Published March 29, 2024
The UB School of Pharmacy and Pharmaceutical Sciences (SPPS) recently hosted two refugee education sessions to help educate newly arrived refugees on medical health literacy in the United States.
Our Refugee Medication Health Literacy Program is one of the only programs in the country that assists displaced refugees with medication management education through culturally sensitive materials. This community-driven outreach initiative helps newly arrived refugees entering the Western New York area learn how to navigate the U.S. healthcare system.

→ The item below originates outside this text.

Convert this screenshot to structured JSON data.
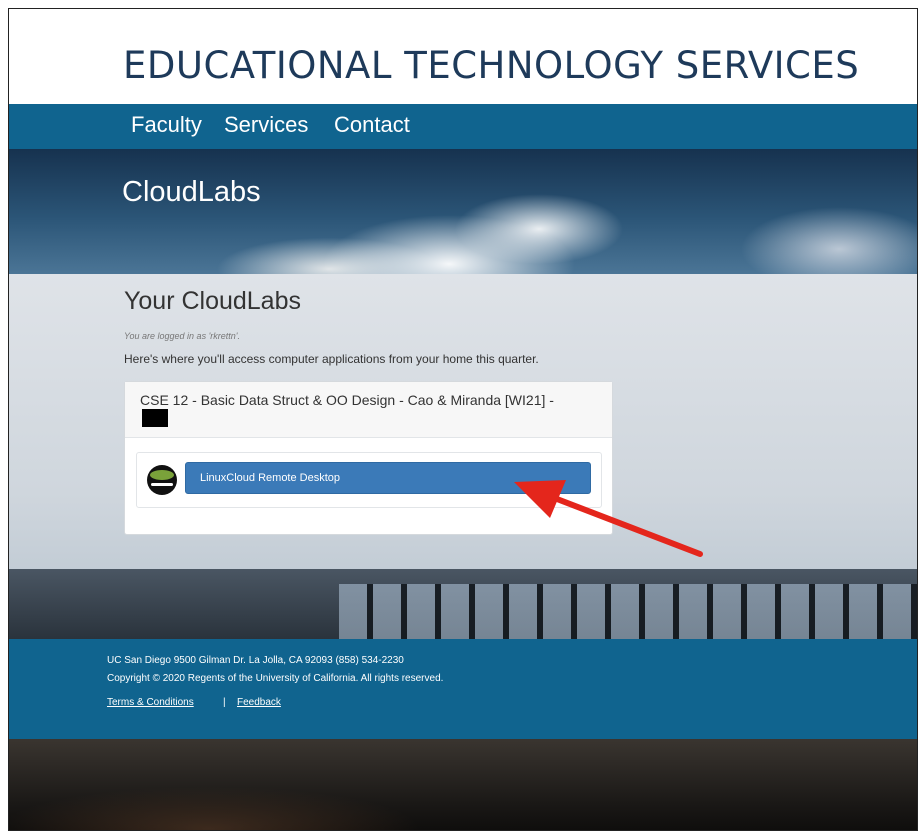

Small group teaching sessions work to improve medication literacy for newly arrived refugees from across the globe and gives them a better understanding of the U.S. healthcare system, including how, when, and why medications have been provided to them. The sessions also provide them with the opportunity to ask questions and feel more comfortable working with a pharmacist.
Gina Prescott, PharmD, director, global and community outreach and clinical professor, Department of Pharmacy Practice, leads the sessions and says they help educate our students just as much as they help educate newly arrived refugees. “The program teaches our students how to work with patients who have limited health literacy, how to recognize their different needs, as well as how to work with an interpreter to understand different cultural perspectives on health.”

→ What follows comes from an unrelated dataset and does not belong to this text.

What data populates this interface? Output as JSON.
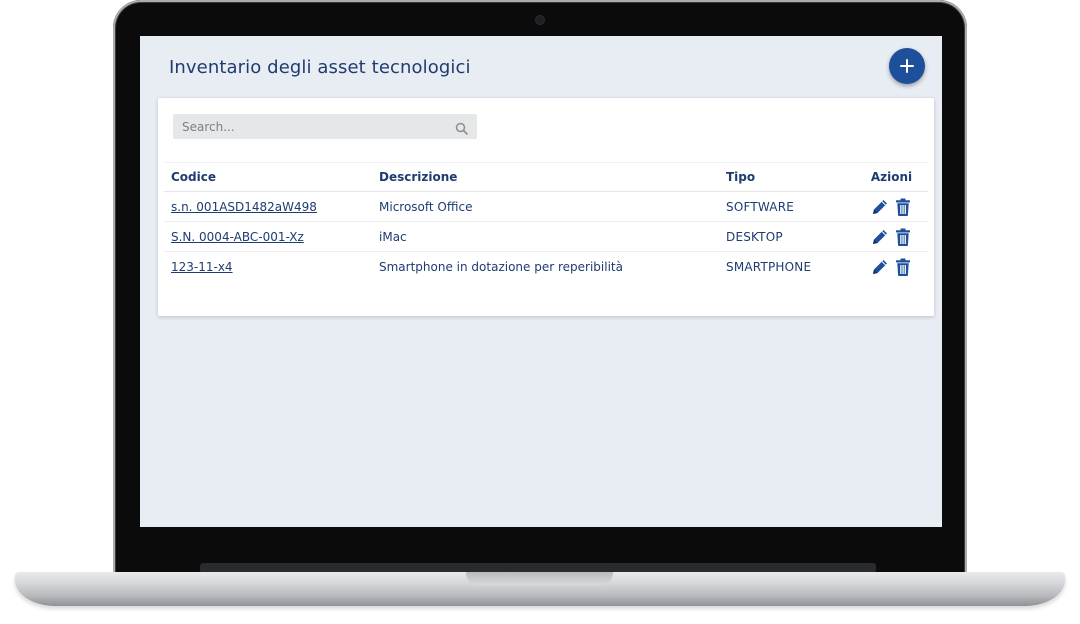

The first education session was held on February 29 at the International Institute of Buffalo, an organization dedicated to improving the future of Western New York for immigrants and refugees. At the session SPPS faculty, students and alumni helped educate 14 newly arrived refugees speaking Farci, Arabic, Burmese, Spanish and Swahili.
The second education session on March 14 was held at the Buffalo Public Schools Adult Education Division, English Language School, an educational and workforce skills training provider in Western New York that helps non-native speakers develop English language skills. During this session, 30 newly arrived refugees speaking Farci, Arabic, Bengali, Vietnamese, Ukrainian, Portuguese, French, Somali, Spanish and Swahili were assisted.
Both education sessions taught newly arrived refugees essential aspects of medication use including how to navigate the U.S. pharmacy and healthcare system, understand medication side effects, interpret medication labels, determine pediatric dosing and use dosing tools.
Some commentary from former refugee workshop participants included, “It was very important to learn the proper way to measure,” “I learned how to remove the childproof lids from the bottles, which I didn't know how to do,” and “I found it useful particularly information pertaining to reading actual labels, showing the medication bottles, and medication safety.”
Prescott has future plans to expand and enhance the Refugee Medication Health Literacy Program. She looks forward to continuing to work with the International Institute of Buffalo and English language schools to provide additional programming on topics such as preventative health and non-communicable diseases.